Long Distance Voyager signaled the revitalization of the Moodies. After a six-year layoff, they’d regrouped for 1978’s Octave, which met with mixed reviews. Three years later, the updated sound of Voyager brought them back to the top of the charts. Ex-Yes keyboardist Patrick Moraz’s synthesizers replace Mike Pinder’s Mellotron, and there’s a distinct early-’80s sheen to the upbeat hits “Gemini Dream,” which chronicles the band’s comeback efforts quite literally, and “The Voice.” “Talking out of Turn” sounds like nothing so much as a more sophisticated Little River Band, but one cannot deny its gentle, bouncy appeal.

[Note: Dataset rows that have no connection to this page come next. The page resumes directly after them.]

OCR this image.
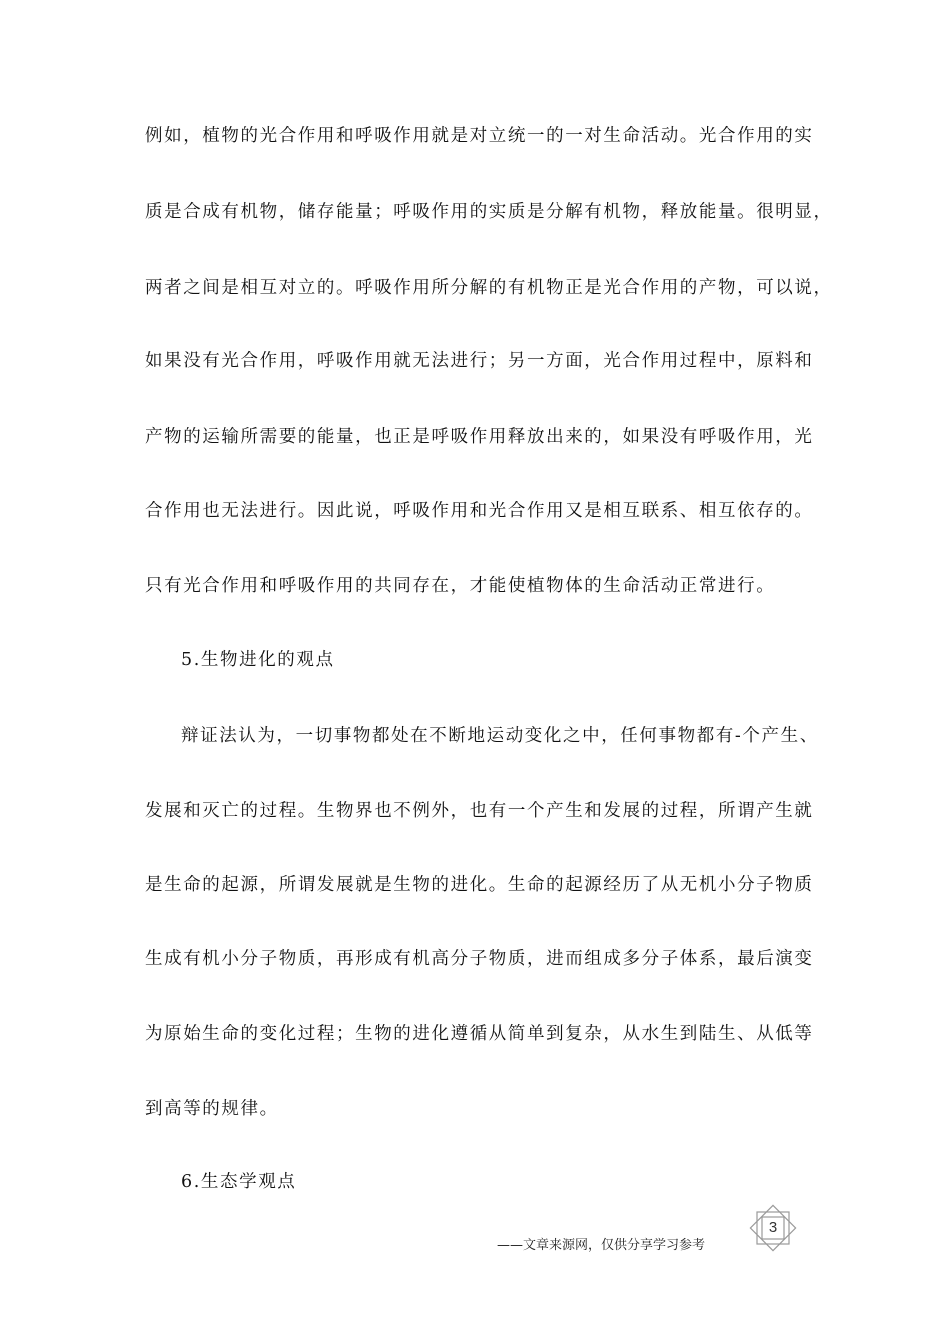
例如，植物的光合作用和呼吸作用就是对立统一的一对生命活动。光合作用的实
质是合成有机物，储存能量；呼吸作用的实质是分解有机物，释放能量。很明显，
两者之间是相互对立的。呼吸作用所分解的有机物正是光合作用的产物，可以说，
如果没有光合作用，呼吸作用就无法进行；另一方面，光合作用过程中，原料和
产物的运输所需要的能量，也正是呼吸作用释放出来的，如果没有呼吸作用，光
合作用也无法进行。因此说，呼吸作用和光合作用又是相互联系、相互依存的。
只有光合作用和呼吸作用的共同存在，才能使植物体的生命活动正常进行。
5.生物进化的观点
辩证法认为，一切事物都处在不断地运动变化之中，任何事物都有-个产生、
发展和灭亡的过程。生物界也不例外，也有一个产生和发展的过程，所谓产生就
是生命的起源，所谓发展就是生物的进化。生命的起源经历了从无机小分子物质
生成有机小分子物质，再形成有机高分子物质，进而组成多分子体系，最后演变
为原始生命的变化过程；生物的进化遵循从简单到复杂，从水生到陆生、从低等
到高等的规律。
6.生态学观点
3
——文章来源网，仅供分享学习参考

Gentle, acoustic ballads like “In my World” and “Nervous,” however, wouldn’t sound out of place on On the Threshold of a Dream. For the diehards, Ray Thomas (whose flute is conspicuously absent in much of this ’80s-centric production) provides that essential element of quirky British theatricality with his closing, self-referential triptych of “Painted Smile,” “Reflective Smile,” and “Veteran Cosmic Rocker.” The last of these offerings proves that the Moodies have more self-knowledge than their critics would like to believe.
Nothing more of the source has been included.